Why and on what basis does Aalto University process your personal data?
A purpose of the processing of personal data is to better understand the needs of Aalto University’s internal and external customers, alumni and partners, as well as to improve the quality of our operations, the selection of new services, and the targeting and depth of our customer services. An additional goal is to further Aalto University’s societal impact as well as the university’s relationship management and engagement with individuals and with industry.
The university may also process personal data for data protection purposes and to prevent and investigate data breaches or misuse.
Services for alumni and partnerships process personal data for three purposes, the legal grounds for which are as follows:
Aalto University maintains Alumni register (CRM) based on legal obligations. Personal data in alumni register is used to help administer alumni memberships, relations, activities and communications as well as for Aalto University alumni operations and service marketing purposes. The data may also be used to generate statistical information for Aalto University’s use. The processing of personal data is based on the legitimate interest of the controller. Registering to alumni membership (Aalto Alumni Circle) is voluntary.
Stakeholder lists include individuals whom, due to their position or professional duties, Aalto may wish to contact as experts, mentors, partners, visiting lecturers, research subjects, or for other roles in Aalto University activities or those billed by Aalto University, such as tuition fees or those billing Aalto University. Personal data collected for partnership activities may be used for communications about the work of Aalto or of a part of Aalto as well as in other stakeholder communications. The processing of personal data is based on the legitimate interest of the controller and for personal data related to billing, on the controller’s legal obligations.
Personal data on donors is collected in connection with their donations. The personal data is used in communications for donors, for example, in donor newsletters and in invitations to stakeholder events. Donor information may be published and remain online permanently (e.g. donor names may be on a webpage) if the donor granted consent for this when making a donation. The processing of personal data is based on the legitimate interest of the controller and, as for receipts and permanently stored data, on the controller’s legal obligations.
If personal data collected in the context of alumni or partnership activities is used for direct marketing for commercial purposes, this practice is based on the legitimate interest. In such cases, we follow the legal provisions on electronic services and electronic direct marketing.
What personal data does Aalto University collect and process?
The personal data processed by the university may be divided into the following categories:
- name and contact details
- date of birth, gender and nationality (alumni)
- personal identification number (private donors)
Links to social media pages of the data subject. Link to theses, published with consent of the author.
Information relating to alumni activities, degrees and theses, published with consent of the author
Information relating to donations.
Information relating to billing.
- bank account
Information relating to marketing impact
How do we collect personal data?
Data on alumni required to maintain Alumni register is recorded from the Aalto University student information system. Data on alumni graduated between 1960-2021 has been recorded to Alumni register in 2021. Alumni data can also be received from the data subjects as they register to alumni membership.

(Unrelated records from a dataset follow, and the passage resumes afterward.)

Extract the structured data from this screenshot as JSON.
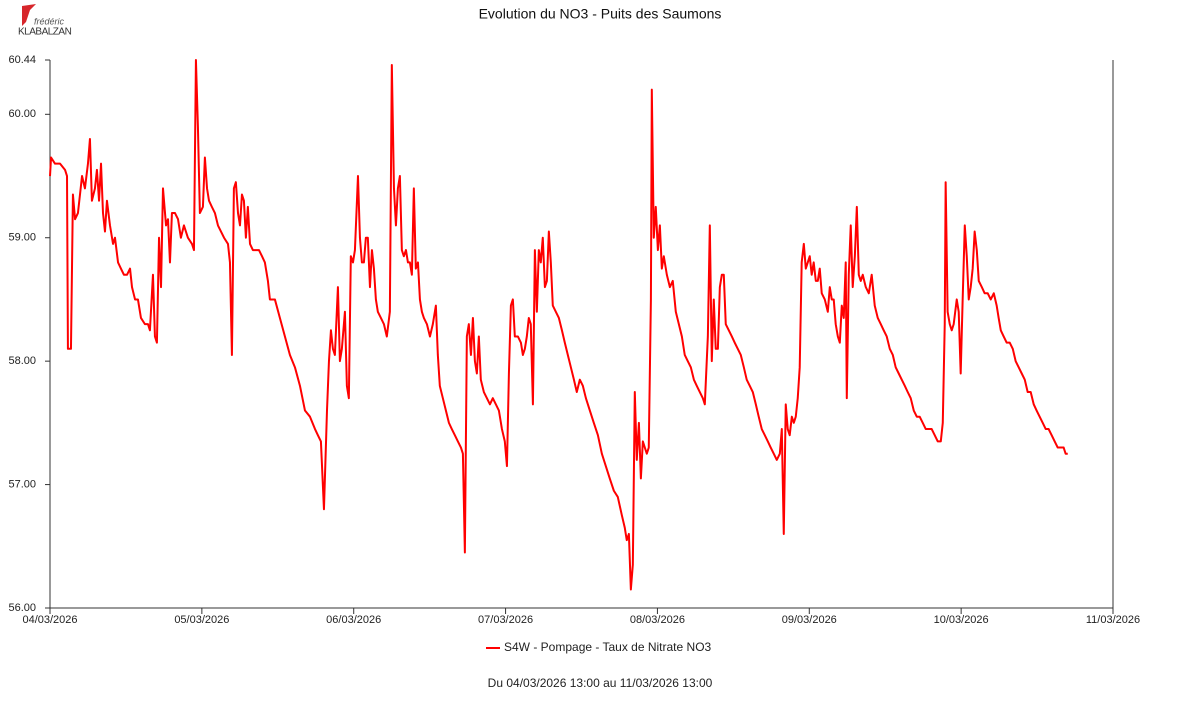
{
  "logo": {
    "line1": "frédéric",
    "line2": "KLABALZAN"
  },
  "chart_data": {
    "type": "line",
    "title": "Evolution du NO3 - Puits des Saumons",
    "caption": "Du 04/03/2026 13:00 au 11/03/2026 13:00",
    "legend": "bottom",
    "grid": false,
    "xlim": [
      0,
      7
    ],
    "xticks": [
      {
        "value": 0,
        "label": "04/03/2026"
      },
      {
        "value": 1,
        "label": "05/03/2026"
      },
      {
        "value": 2,
        "label": "06/03/2026"
      },
      {
        "value": 3,
        "label": "07/03/2026"
      },
      {
        "value": 4,
        "label": "08/03/2026"
      },
      {
        "value": 5,
        "label": "09/03/2026"
      },
      {
        "value": 6,
        "label": "10/03/2026"
      },
      {
        "value": 7,
        "label": "11/03/2026"
      }
    ],
    "ylim": [
      56,
      60.44
    ],
    "yticks": [
      {
        "value": 56,
        "label": "56.00"
      },
      {
        "value": 57,
        "label": "57.00"
      },
      {
        "value": 58,
        "label": "58.00"
      },
      {
        "value": 59,
        "label": "59.00"
      },
      {
        "value": 60,
        "label": "60.00"
      },
      60.44
    ],
    "x": [
      0,
      0.007,
      0.033,
      0.066,
      0.099,
      0.112,
      0.118,
      0.138,
      0.151,
      0.165,
      0.184,
      0.211,
      0.23,
      0.25,
      0.263,
      0.276,
      0.296,
      0.309,
      0.323,
      0.336,
      0.349,
      0.362,
      0.375,
      0.395,
      0.415,
      0.428,
      0.448,
      0.467,
      0.487,
      0.507,
      0.527,
      0.54,
      0.56,
      0.579,
      0.599,
      0.625,
      0.645,
      0.658,
      0.678,
      0.691,
      0.704,
      0.718,
      0.731,
      0.744,
      0.764,
      0.777,
      0.79,
      0.803,
      0.823,
      0.843,
      0.862,
      0.882,
      0.908,
      0.935,
      0.948,
      0.961,
      0.974,
      0.987,
      1.007,
      1.02,
      1.034,
      1.047,
      1.066,
      1.086,
      1.106,
      1.126,
      1.146,
      1.172,
      1.185,
      1.198,
      1.211,
      1.224,
      1.238,
      1.251,
      1.264,
      1.277,
      1.29,
      1.303,
      1.317,
      1.336,
      1.356,
      1.376,
      1.396,
      1.415,
      1.435,
      1.448,
      1.481,
      1.514,
      1.547,
      1.58,
      1.613,
      1.646,
      1.679,
      1.712,
      1.745,
      1.764,
      1.784,
      1.804,
      1.824,
      1.837,
      1.85,
      1.863,
      1.876,
      1.896,
      1.909,
      1.922,
      1.942,
      1.955,
      1.968,
      1.981,
      1.995,
      2.008,
      2.028,
      2.041,
      2.054,
      2.067,
      2.08,
      2.093,
      2.107,
      2.12,
      2.133,
      2.146,
      2.159,
      2.179,
      2.199,
      2.218,
      2.238,
      2.251,
      2.265,
      2.278,
      2.291,
      2.304,
      2.317,
      2.33,
      2.344,
      2.357,
      2.37,
      2.383,
      2.396,
      2.409,
      2.423,
      2.436,
      2.449,
      2.462,
      2.482,
      2.502,
      2.521,
      2.541,
      2.554,
      2.567,
      2.587,
      2.607,
      2.627,
      2.646,
      2.666,
      2.686,
      2.706,
      2.719,
      2.732,
      2.745,
      2.758,
      2.772,
      2.785,
      2.798,
      2.811,
      2.824,
      2.837,
      2.857,
      2.877,
      2.897,
      2.916,
      2.936,
      2.956,
      2.976,
      2.995,
      3.009,
      3.022,
      3.035,
      3.048,
      3.061,
      3.081,
      3.101,
      3.114,
      3.127,
      3.14,
      3.153,
      3.166,
      3.18,
      3.193,
      3.206,
      3.219,
      3.232,
      3.245,
      3.259,
      3.272,
      3.285,
      3.298,
      3.311,
      3.331,
      3.351,
      3.371,
      3.39,
      3.41,
      3.43,
      3.45,
      3.469,
      3.489,
      3.509,
      3.529,
      3.555,
      3.581,
      3.608,
      3.634,
      3.66,
      3.686,
      3.713,
      3.739,
      3.766,
      3.785,
      3.798,
      3.812,
      3.825,
      3.838,
      3.851,
      3.864,
      3.878,
      3.891,
      3.904,
      3.917,
      3.93,
      3.943,
      3.957,
      3.963,
      3.976,
      3.989,
      4.003,
      4.016,
      4.029,
      4.042,
      4.062,
      4.082,
      4.101,
      4.121,
      4.141,
      4.161,
      4.18,
      4.2,
      4.22,
      4.24,
      4.259,
      4.279,
      4.299,
      4.312,
      4.332,
      4.345,
      4.358,
      4.371,
      4.384,
      4.398,
      4.411,
      4.424,
      4.437,
      4.45,
      4.47,
      4.49,
      4.509,
      4.529,
      4.549,
      4.569,
      4.588,
      4.608,
      4.628,
      4.648,
      4.667,
      4.687,
      4.707,
      4.727,
      4.746,
      4.766,
      4.786,
      4.806,
      4.819,
      4.832,
      4.845,
      4.858,
      4.871,
      4.885,
      4.898,
      4.911,
      4.924,
      4.937,
      4.95,
      4.964,
      4.977,
      4.99,
      5.003,
      5.016,
      5.029,
      5.043,
      5.056,
      5.069,
      5.082,
      5.102,
      5.122,
      5.135,
      5.148,
      5.161,
      5.174,
      5.188,
      5.201,
      5.214,
      5.227,
      5.24,
      5.247,
      5.26,
      5.273,
      5.286,
      5.3,
      5.313,
      5.326,
      5.339,
      5.352,
      5.372,
      5.392,
      5.411,
      5.431,
      5.451,
      5.471,
      5.49,
      5.51,
      5.53,
      5.55,
      5.569,
      5.589,
      5.609,
      5.629,
      5.648,
      5.668,
      5.688,
      5.708,
      5.727,
      5.747,
      5.767,
      5.787,
      5.806,
      5.826,
      5.846,
      5.866,
      5.879,
      5.892,
      5.898,
      5.911,
      5.925,
      5.938,
      5.951,
      5.971,
      5.984,
      5.997,
      6.01,
      6.024,
      6.037,
      6.05,
      6.063,
      6.076,
      6.089,
      6.103,
      6.116,
      6.136,
      6.155,
      6.175,
      6.195,
      6.215,
      6.234,
      6.247,
      6.261,
      6.28,
      6.3,
      6.32,
      6.34,
      6.359,
      6.379,
      6.399,
      6.419,
      6.438,
      6.458,
      6.478,
      6.497,
      6.517,
      6.537,
      6.557,
      6.576,
      6.596,
      6.616,
      6.636,
      6.655,
      6.675,
      6.688,
      6.702
    ],
    "series": [
      {
        "name": "S4W - Pompage - Taux de Nitrate NO3",
        "color": "#ff0000",
        "values": [
          59.5,
          59.65,
          59.6,
          59.6,
          59.55,
          59.5,
          58.1,
          58.1,
          59.35,
          59.15,
          59.2,
          59.5,
          59.4,
          59.6,
          59.8,
          59.3,
          59.4,
          59.55,
          59.3,
          59.6,
          59.2,
          59.05,
          59.3,
          59.1,
          58.95,
          59.0,
          58.8,
          58.75,
          58.7,
          58.7,
          58.75,
          58.6,
          58.5,
          58.5,
          58.35,
          58.3,
          58.3,
          58.25,
          58.7,
          58.2,
          58.15,
          59.0,
          58.6,
          59.4,
          59.1,
          59.15,
          58.8,
          59.2,
          59.2,
          59.15,
          59.0,
          59.1,
          59.0,
          58.95,
          58.9,
          60.44,
          59.9,
          59.2,
          59.25,
          59.65,
          59.4,
          59.3,
          59.25,
          59.2,
          59.1,
          59.05,
          59.0,
          58.95,
          58.8,
          58.05,
          59.4,
          59.45,
          59.2,
          59.1,
          59.35,
          59.3,
          59.0,
          59.25,
          58.95,
          58.9,
          58.9,
          58.9,
          58.85,
          58.8,
          58.65,
          58.5,
          58.5,
          58.35,
          58.2,
          58.05,
          57.95,
          57.8,
          57.6,
          57.55,
          57.45,
          57.4,
          57.35,
          56.8,
          57.6,
          58.0,
          58.25,
          58.1,
          58.05,
          58.6,
          58.0,
          58.1,
          58.4,
          57.8,
          57.7,
          58.85,
          58.8,
          58.9,
          59.5,
          59.0,
          58.8,
          58.8,
          59.0,
          59.0,
          58.6,
          58.9,
          58.75,
          58.5,
          58.4,
          58.35,
          58.3,
          58.2,
          58.4,
          60.4,
          59.4,
          59.1,
          59.4,
          59.5,
          58.9,
          58.85,
          58.9,
          58.8,
          58.8,
          58.7,
          59.4,
          58.75,
          58.8,
          58.5,
          58.4,
          58.35,
          58.3,
          58.2,
          58.3,
          58.45,
          58.05,
          57.8,
          57.7,
          57.6,
          57.5,
          57.45,
          57.4,
          57.35,
          57.3,
          57.25,
          56.45,
          58.2,
          58.3,
          58.05,
          58.35,
          58.0,
          57.9,
          58.2,
          57.85,
          57.75,
          57.7,
          57.65,
          57.7,
          57.65,
          57.6,
          57.45,
          57.35,
          57.15,
          57.9,
          58.45,
          58.5,
          58.2,
          58.2,
          58.15,
          58.05,
          58.1,
          58.2,
          58.35,
          58.3,
          57.65,
          58.9,
          58.4,
          58.9,
          58.8,
          59.0,
          58.6,
          58.65,
          59.05,
          58.8,
          58.45,
          58.4,
          58.35,
          58.25,
          58.15,
          58.05,
          57.95,
          57.85,
          57.75,
          57.85,
          57.8,
          57.7,
          57.6,
          57.5,
          57.4,
          57.25,
          57.15,
          57.05,
          56.95,
          56.9,
          56.75,
          56.65,
          56.55,
          56.6,
          56.15,
          56.35,
          57.75,
          57.2,
          57.5,
          57.05,
          57.35,
          57.3,
          57.25,
          57.3,
          58.5,
          60.2,
          59.0,
          59.25,
          58.9,
          59.1,
          58.75,
          58.85,
          58.7,
          58.6,
          58.65,
          58.4,
          58.3,
          58.2,
          58.05,
          58.0,
          57.95,
          57.85,
          57.8,
          57.75,
          57.7,
          57.65,
          58.2,
          59.1,
          58.0,
          58.5,
          58.1,
          58.1,
          58.6,
          58.7,
          58.7,
          58.3,
          58.25,
          58.2,
          58.15,
          58.1,
          58.05,
          57.95,
          57.85,
          57.8,
          57.75,
          57.65,
          57.55,
          57.45,
          57.4,
          57.35,
          57.3,
          57.25,
          57.2,
          57.25,
          57.45,
          56.6,
          57.65,
          57.45,
          57.4,
          57.55,
          57.5,
          57.55,
          57.7,
          57.95,
          58.8,
          58.95,
          58.75,
          58.8,
          58.85,
          58.7,
          58.8,
          58.65,
          58.65,
          58.75,
          58.55,
          58.5,
          58.4,
          58.6,
          58.5,
          58.5,
          58.3,
          58.2,
          58.15,
          58.45,
          58.35,
          58.8,
          57.7,
          58.7,
          59.1,
          58.6,
          58.85,
          59.25,
          58.7,
          58.65,
          58.7,
          58.6,
          58.55,
          58.7,
          58.45,
          58.35,
          58.3,
          58.25,
          58.2,
          58.1,
          58.05,
          57.95,
          57.9,
          57.85,
          57.8,
          57.75,
          57.7,
          57.6,
          57.55,
          57.55,
          57.5,
          57.45,
          57.45,
          57.45,
          57.4,
          57.35,
          57.35,
          57.5,
          58.3,
          59.45,
          58.4,
          58.3,
          58.25,
          58.3,
          58.5,
          58.4,
          57.9,
          58.5,
          59.1,
          58.85,
          58.5,
          58.6,
          58.75,
          59.05,
          58.9,
          58.65,
          58.6,
          58.55,
          58.55,
          58.5,
          58.55,
          58.45,
          58.35,
          58.25,
          58.2,
          58.15,
          58.15,
          58.1,
          58.0,
          57.95,
          57.9,
          57.85,
          57.75,
          57.75,
          57.65,
          57.6,
          57.55,
          57.5,
          57.45,
          57.45,
          57.4,
          57.35,
          57.3,
          57.3,
          57.3,
          57.25,
          57.25
        ]
      }
    ]
  }
}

With respect to other services, the data is for the most part collected from the data subjects themselves through their registrations or through other contact with them.
Personal data may be collected and updated using other personal data files of Aalto when a legal basis for it exists, as well as from the following: the Finnish Trade Register; online services and software applications of companies; authorities and companies providing services concerning personal data; and any publically accessible online sources.